Open at the device level
The system must allow a consumer to walk into a retail outlet such as The Home Depot® and purchase a smart energy management device for the home that can be easily added into an energy management system offered by a utility company. Closed systems will ultimately lack price competitiveness and will not capitalize on white goods manufacturers’ desires to network their appliances.
Open at the enterprise software level
If utilities and regional energy providers (REPs) are to truly reap the benefits of residential EMS’s, the system needs to plug into existing back-office software such as meter data management (MDM), customer care, and billing systems. Any EMS system should support accepted and published enterprise software integration standards and methodologies.
Support for different consumer categories
Many utilities and REPs will need to accommodate consumers from different socio-economic levels and varying technological infrastructures. Early research suggests four consumer categories:
- Homes with no central HVAC
- Homes with central HVAC, but no thermostat
- Homes with central HVAC and thermostat, but no broadband
- Homes with central HVAC, thermostat and broadband
Rich consumer information access and usage modeling
Consumers have shown a willingness to pay for real-time, rich, detailed and personalized access to electricity information if it provides them with the ability to understand and manage their home energy consumption more effectively.
Support for multiple WAN technologies
Where use of the AMI system is possible, it should offer the lowest cost WAN technology. The EMS should also support broadband and GPRS / Pager technologies, where beneficial, as a means of communication between the energy provider’s infrastructure and the residence.
Sustain load modeling
At any time the EMS should be able to predict the likely effects that a given price change or Demand Response message will have on energy load.
Fault / fraud detection
Any useful EMS system must detect consumer fraud and/or system fault by comparing registered device and program information against real-time device behavior and electricity consumption information during and after price change or load control events.
Support for consumption benchmarking
Analysts and market surveys show that consumers will want to benchmark their energy consumption against their neighbors.
Reasonable cost
All of these needs must fall within a suitable business model that allows interested utilities a reasonable profit while providing consumers with the ability to reduce expenses through wise energy management.
Upgrade path for utilities, from legacy AMR infrastructure to AMI As the EMS grows, utilities will want to centralize more applications and infrastructures. The system architecture must support integration and upgrade of legacy systems.

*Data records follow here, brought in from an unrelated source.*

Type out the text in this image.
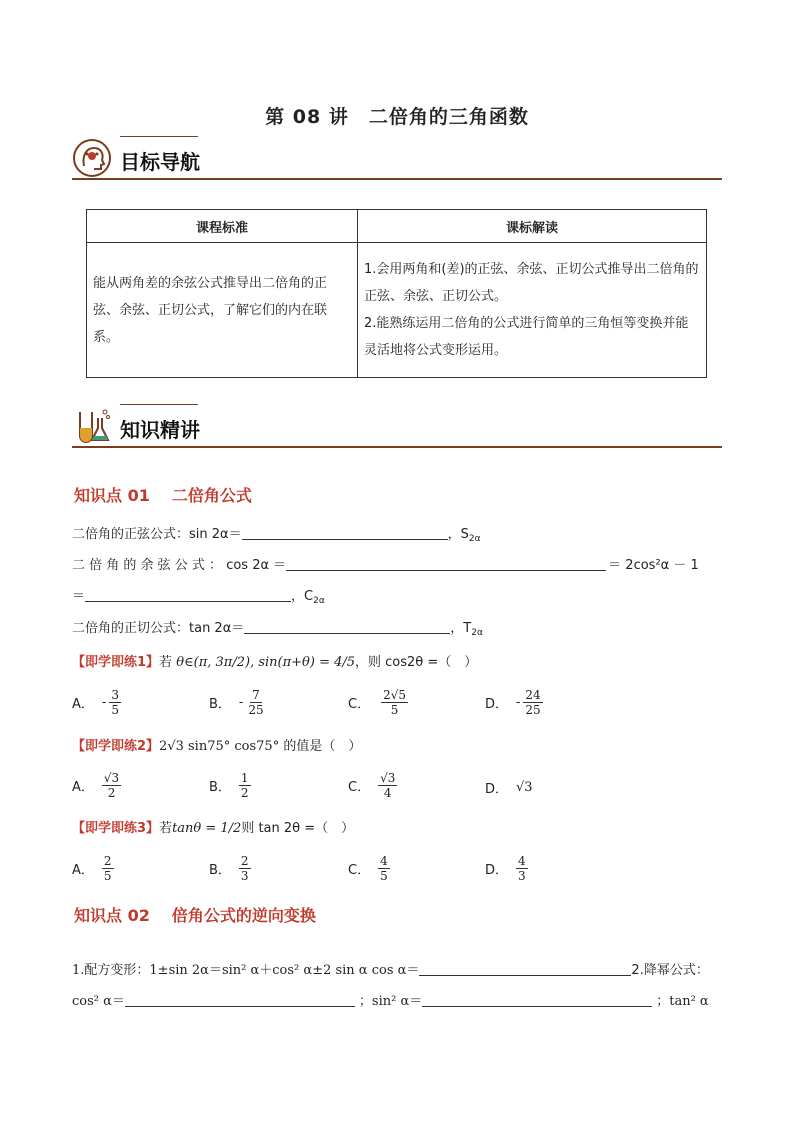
第 08 讲　二倍角的三角函数
目标导航
课程标准	课标解读
能从两角差的余弦公式推导出二倍角的正弦、余弦、正切公式，了解它们的内在联系。	1.会用两角和(差)的正弦、余弦、正切公式推导出二倍角的正弦、余弦、正切公式。
2.能熟练运用二倍角的公式进行简单的三角恒等变换并能灵活地将公式变形运用。
知识精讲
知识点 01 二倍角公式
二倍角的正弦公式：sin 2α＝	，$S_{2\alpha}$
二 倍 角 的 余 弦 公 式 ： cos 2α ＝	＝ 2cos²α － 1
＝	，$C_{2\alpha}$
二倍角的正切公式：tan 2α＝	，$T_{2\alpha}$
【即学即练1】若 θ∈(π, 3π/2), sin(π+θ) = 4/5，则 cos2θ =（　）
A． - $\frac{3}{5}$	B． - $\frac{7}{25}$	C． $\frac{2√5}{5}$	D． - $\frac{24}{25}$
【即学即练2】2√3 sin75° cos75° 的值是（　）
A． $\frac{√3}{2}$	B． $\frac{1}{2}$	C． $\frac{√3}{4}$	D． √3
【即学即练3】若tanθ = 1/2则 tan 2θ =（　）
A． $\frac{2}{5}$	B． $\frac{2}{3}$	C． $\frac{4}{5}$	D． $\frac{4}{3}$
知识点 02 倍角公式的逆向变换
1.配方变形：1±sin 2α＝sin² α＋cos² α±2 sin α cos α＝	2.降幂公式：
cos² α＝	；sin² α＝	；tan² α
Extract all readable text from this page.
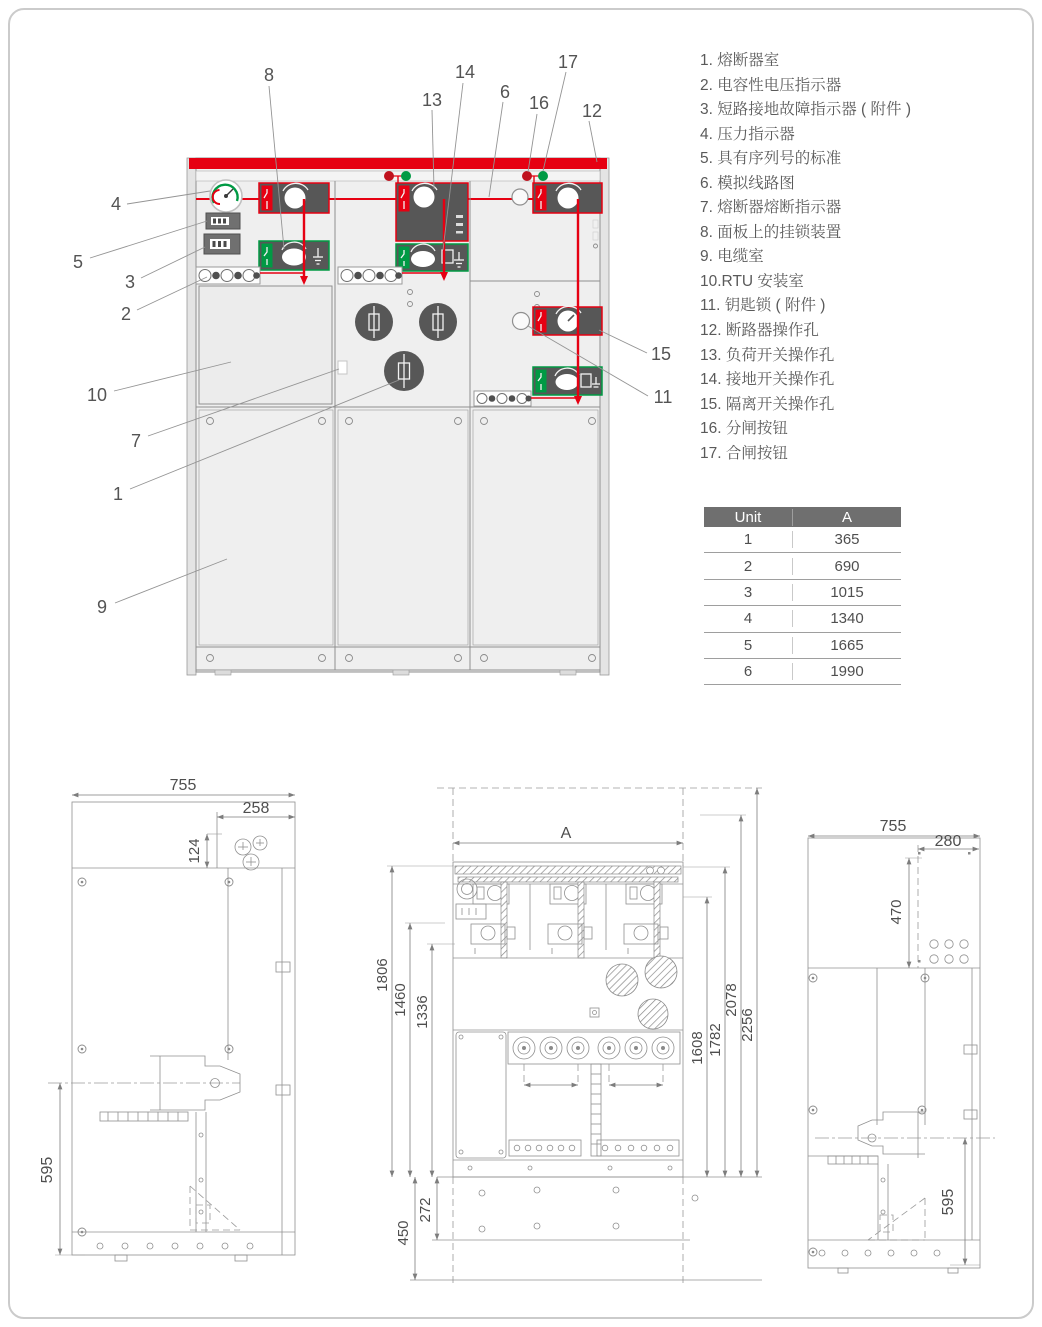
8
13
14
6
16
17
12
4
5
3
2
10
7
1
9
15
11
755
258
124
595
A
1806
1460 1336
1608 1782
2078
2256
450
272
755
280
470
595
1. 熔断器室
2. 电容性电压指示器
3. 短路接地故障指示器 ( 附件 )
4. 压力指示器
5. 具有序列号的标准
6. 模拟线路图
7. 熔断器熔断指示器
8. 面板上的挂锁装置
9. 电缆室
10.RTU 安装室
11. 钥匙锁 ( 附件 )
12. 断路器操作孔
13. 负荷开关操作孔
14. 接地开关操作孔
15. 隔离开关操作孔
16. 分闸按钮
17. 合闸按钮
Unit	A
1	365
2	690
3	1015
4	1340
5	1665
6	1990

Simple user self-installation For rapid adoption, the residential portion of the EMS needs to be easy to learn, easy to use and capable of quickly adding more smart devices to the network.
Compliance with the regulatory environment of each locale Every state and local utility is under specific regulatory requirements. For an EMS to be successful it must easily conform to different regulatory requirements.
Scalability that retains levels of demand response As the EMS system adds more consumers and capabilities, response time must increase proportionally to meet the every-increasing demands on the system.